01 March 2002

Pós Posts - a trilogia do blog além-vida


Episódio I - "O Dia Do Juízo" (Algum dia isso tinha que acontecer)


Finalmente o dia havia chegado pra Bia, Jorge e eu nos depararmos frente a frente com o Divino. A morte já tinha se apresentado, e sinceramente eu achei ela meio estranha, Beatriz também, mas não falamos nada. Foi o Jorge que soltou:
- Viu, fofa, o Madame Satã fica pro outro lado...
Segundos depois estávamos no céu.
Era o último veneno que escorria de nossas bocas. Ou pelo menos era o que todos pensavam.
Na fila pra entrar, tínhamos medo. Não havia ninguém conhecido. Até nos depararmos com o Renatão, um conhecido de infância da Bia:
- Ah, não falei? Eu tinha que encontrar alguém de São Roque, senão não morria direito!
Fila do céu é igual à balada boy, já descrito por mim em vida: vc vai encontrar alguém conhecido, provavelmente alguém que vc não queria. Balada ou não, lá estava Renatão. Havia salvo sua filha de um afogamento mas não se salvou. Beatriz fingiu que não o conhecia, vai que ele começava a falar o que ela fazia com ele na escola. Ele então passou. Direto.
Chegava a nossa vez. Jorge desabafou:
- Gente, graças a Deus, isso aqui tava parecendo a Lôca de domingo, esse bando de gente!!
Mal dávamos o próximo passo para a eternidade, fomos parados.
- Á, á, peraí, pode parar, pode ir parando vcs três! - A voz era grave e pesada como a da feiticeira - Vc pensam que tão indo pra onde?
- Ué, São Pedro, a gente tá indo descansar em paz, passar no chill-out Divino, entendeu? - Jorge tentava explicar.
- COMO ASSSSSIMMM??? São Pedro? Descansar? Divino?
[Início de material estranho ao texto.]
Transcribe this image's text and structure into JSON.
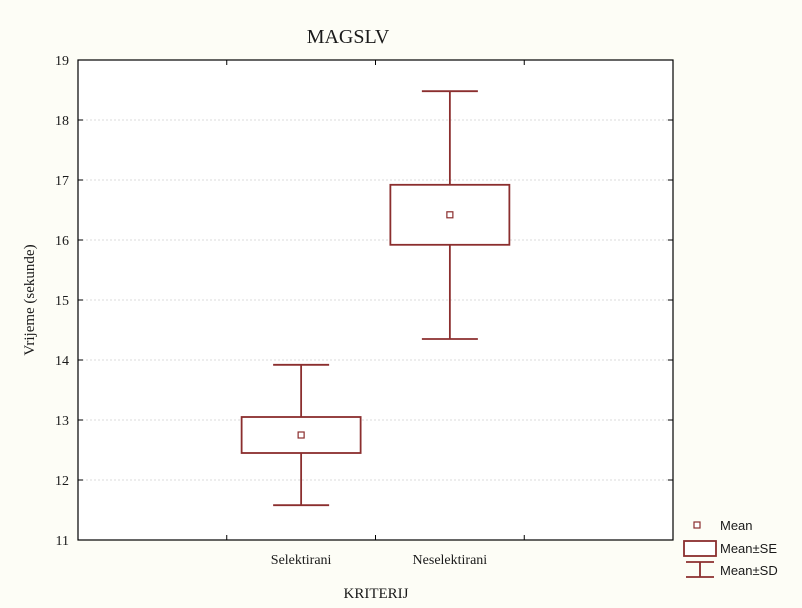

A gente morreu?
Finalmente eu havia entendido a piada. Antes tarde (muito tarde) do que nunca.
- Vcs achavam realmente que vinham pra cá? Pode ir dando meia-volta, deste portão só passarão os escolhidos.
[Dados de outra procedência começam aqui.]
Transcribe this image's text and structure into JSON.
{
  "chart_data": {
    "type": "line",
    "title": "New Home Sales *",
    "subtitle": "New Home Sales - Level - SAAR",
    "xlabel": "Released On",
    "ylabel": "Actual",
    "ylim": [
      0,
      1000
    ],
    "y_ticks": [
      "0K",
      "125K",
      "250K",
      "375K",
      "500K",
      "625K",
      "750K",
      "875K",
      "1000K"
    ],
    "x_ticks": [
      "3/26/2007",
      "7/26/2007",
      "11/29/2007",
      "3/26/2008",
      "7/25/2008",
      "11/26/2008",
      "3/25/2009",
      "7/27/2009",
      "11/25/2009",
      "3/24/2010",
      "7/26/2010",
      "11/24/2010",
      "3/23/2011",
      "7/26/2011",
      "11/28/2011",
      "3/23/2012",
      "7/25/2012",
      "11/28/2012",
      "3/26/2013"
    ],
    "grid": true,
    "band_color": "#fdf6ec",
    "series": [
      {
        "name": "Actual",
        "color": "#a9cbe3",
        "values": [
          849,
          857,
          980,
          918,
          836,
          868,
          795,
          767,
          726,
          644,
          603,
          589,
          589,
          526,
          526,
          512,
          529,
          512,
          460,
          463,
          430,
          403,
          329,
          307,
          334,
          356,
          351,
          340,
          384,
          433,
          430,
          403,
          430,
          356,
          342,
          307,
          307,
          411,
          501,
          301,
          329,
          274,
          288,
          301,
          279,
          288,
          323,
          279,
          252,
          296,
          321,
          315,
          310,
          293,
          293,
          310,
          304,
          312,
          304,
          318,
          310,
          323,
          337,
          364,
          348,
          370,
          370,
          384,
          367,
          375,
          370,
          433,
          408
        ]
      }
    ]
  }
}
- Ah é, então, Deus além de brasileiro, é paulista e boy! Tratou logo de fazer sala VIP, cochichei.
- É, tipo, ninguém Deus. E Bia, levanta daí!
Bia ajoelhava-se diante do santo.Tagarelava e revirava seus longos cílios.
- Não, mas eu sei que tem um tio meu aí, o senhor entra lá e fala com ele, fala que é a filha mais velha da Ivone que está aqui, ele explica pro senhor e depois na hora que o meu outro tio subir ele acerta o que eu tô devendo...
- E eu lá tenho cara de "brimo" pra ficar fazendo negócio com vcs? Vai, ó, tem um ônibus ali atrás, é pra lá que vcs tem de ir.
Não havia outro jeito. No céu a gente não entrava. Olhei para São Pedro, com o coração partido:
- O senhor me enganou. O senhor e o Senhor.
E então, por detrás daquelas longas barbas surge um sorriso que murmura:
- Não fica assim, sua boba. Vc sabe que todo mundo acaba entrando aqui depois.
Por um momento, fiquei olhando para aquele rosto. Claro, eu não tinha entendido o que ele quis dizer.
- Vai, Gegé, não precisa entender agora - disse ele, sem eu dizer uma só palavra. Só não conte a eles o que eu te falei.
Então, fui e direção ao ônibus e a medida que me aproximava dele, sentia cada vez mais calor. Comecei a sentir uma dor nas costas absurda, mas ainda consegui correr pra alcançar os outros dois. Enquanto entrava naquele fétido veículo (que tocava "Candle in The Wind" do Elton John, de fundo) ainda me perdia em pensamentos:
- mas...eu...acaba voltando,...mas...como... assim... ... oi?